Papillon 

(1973) 

Review by Pauline Kael


Solemnity is a crippling disease that strikes moviemakers when they’re on top: a few big hits and they hire Dalton Trumbo and go into their indomitable-spirit-of-man lockstep. Papillon, the most expensive movie of the year, is a thirteen-and-a-half-million-dollar monument to the eternal desire of moviemakers to win awards and impress people. How can you play around and try out ideas on a property like the Henri Charriere best-seller, which probably cost a couple of million to start with, and with stars (Steve McQueen and Dustin Hoffman) who defi­nitely cost three and a quarter million between them? It would be like juggling with the Elgin Marbles. What should have been an entertaining escape-from-Devil’s Island thriller, with some laughs, some suspense, and some colorful cutthroats and likable thieves, has been treated not as if it were an escape story but as if it were the escape story.

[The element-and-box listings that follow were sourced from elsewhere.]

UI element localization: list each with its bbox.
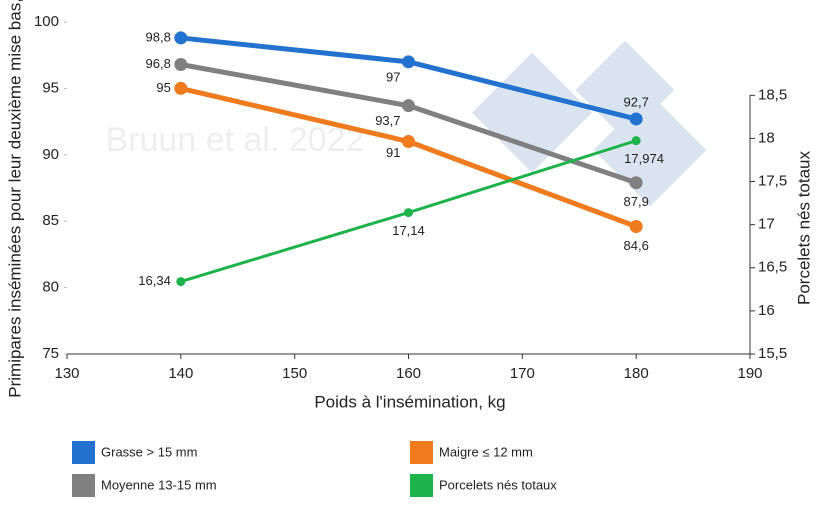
y-axis-title: Primipares inséminées pour leur deuxième… (5, 0, 24, 398)
data-point (174, 81, 188, 95)
x-tick-label: 130 (54, 365, 79, 382)
y2-axis-title: Porcelets nés totaux (794, 150, 813, 305)
x-tick-label: 180 (624, 365, 649, 382)
x-tick-label: 160 (396, 365, 421, 382)
y-tick-label: 90 (42, 146, 59, 163)
data-label: 17,974 (624, 151, 664, 166)
y-tick-label: 75 (42, 345, 59, 362)
y-tick-label: 95 (42, 79, 59, 96)
data-point (629, 220, 643, 234)
data-label: 98,8 (146, 29, 171, 44)
data-point (402, 99, 415, 113)
legend-swatch (410, 474, 433, 497)
data-point (176, 277, 186, 287)
y-tick-label: 80 (42, 279, 59, 296)
y2-tick-label: 16,5 (758, 259, 787, 276)
y2-tick-label: 16 (758, 302, 775, 319)
x-tick-label: 140 (168, 365, 193, 382)
x-tick-label: 150 (282, 365, 307, 382)
legend-label: Moyenne 13-15 mm (101, 477, 217, 492)
data-label: 96,8 (146, 56, 171, 71)
data-label: 84,6 (624, 238, 649, 253)
data-label: 91 (386, 145, 400, 160)
legend-label: Grasse > 15 mm (101, 444, 197, 459)
legend-label: Maigre ≤ 12 mm (439, 444, 533, 459)
data-point (629, 112, 643, 126)
x-axis-title: Poids à l'insémination, kg (314, 392, 505, 411)
y2-tick-label: 17,5 (758, 173, 787, 190)
data-point (174, 31, 188, 45)
x-tick-label: 170 (510, 365, 535, 382)
y2-tick-label: 15,5 (758, 345, 787, 362)
data-label: 93,7 (375, 113, 400, 128)
data-label: 87,9 (624, 194, 649, 209)
legend-swatch (410, 441, 433, 464)
watermark: Bruun et al. 2022 (106, 121, 365, 159)
data-point (402, 135, 415, 149)
data-point (631, 136, 641, 146)
y-tick-label: 85 (42, 212, 59, 229)
data-point (402, 55, 415, 69)
x-tick-label: 190 (737, 365, 762, 382)
y2-tick-label: 18 (758, 129, 775, 146)
data-label: 16,34 (138, 273, 171, 288)
y-tick-label: 100 (34, 13, 59, 30)
data-point (404, 208, 413, 218)
data-label: 95 (156, 80, 170, 95)
legend-label: Porcelets nés totaux (439, 477, 557, 492)
legend-swatch (72, 474, 95, 497)
data-label: 17,14 (392, 223, 425, 238)
data-point (629, 176, 643, 190)
legend-swatch (72, 441, 95, 464)
y2-tick-label: 17 (758, 216, 775, 233)
data-label: 92,7 (624, 94, 649, 109)
y2-tick-label: 18,5 (758, 86, 787, 103)
data-label: 97 (386, 69, 400, 84)
data-point (174, 57, 188, 71)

The story has become practically abstract, and for much of the time the movie can’t be bothered telling us where Papillon (Steve McQueen) is escaping from or where he hopes to go. The moviemakers have approached the subject of Papillon (a French safecracker who was sentenced to prison for life for killing a pimp and who, thirty-odd years after he broke out, trumped up his adventures into a best-seller about his many escape attempts) as if they were making an important historical biography — about a pope, at the very least.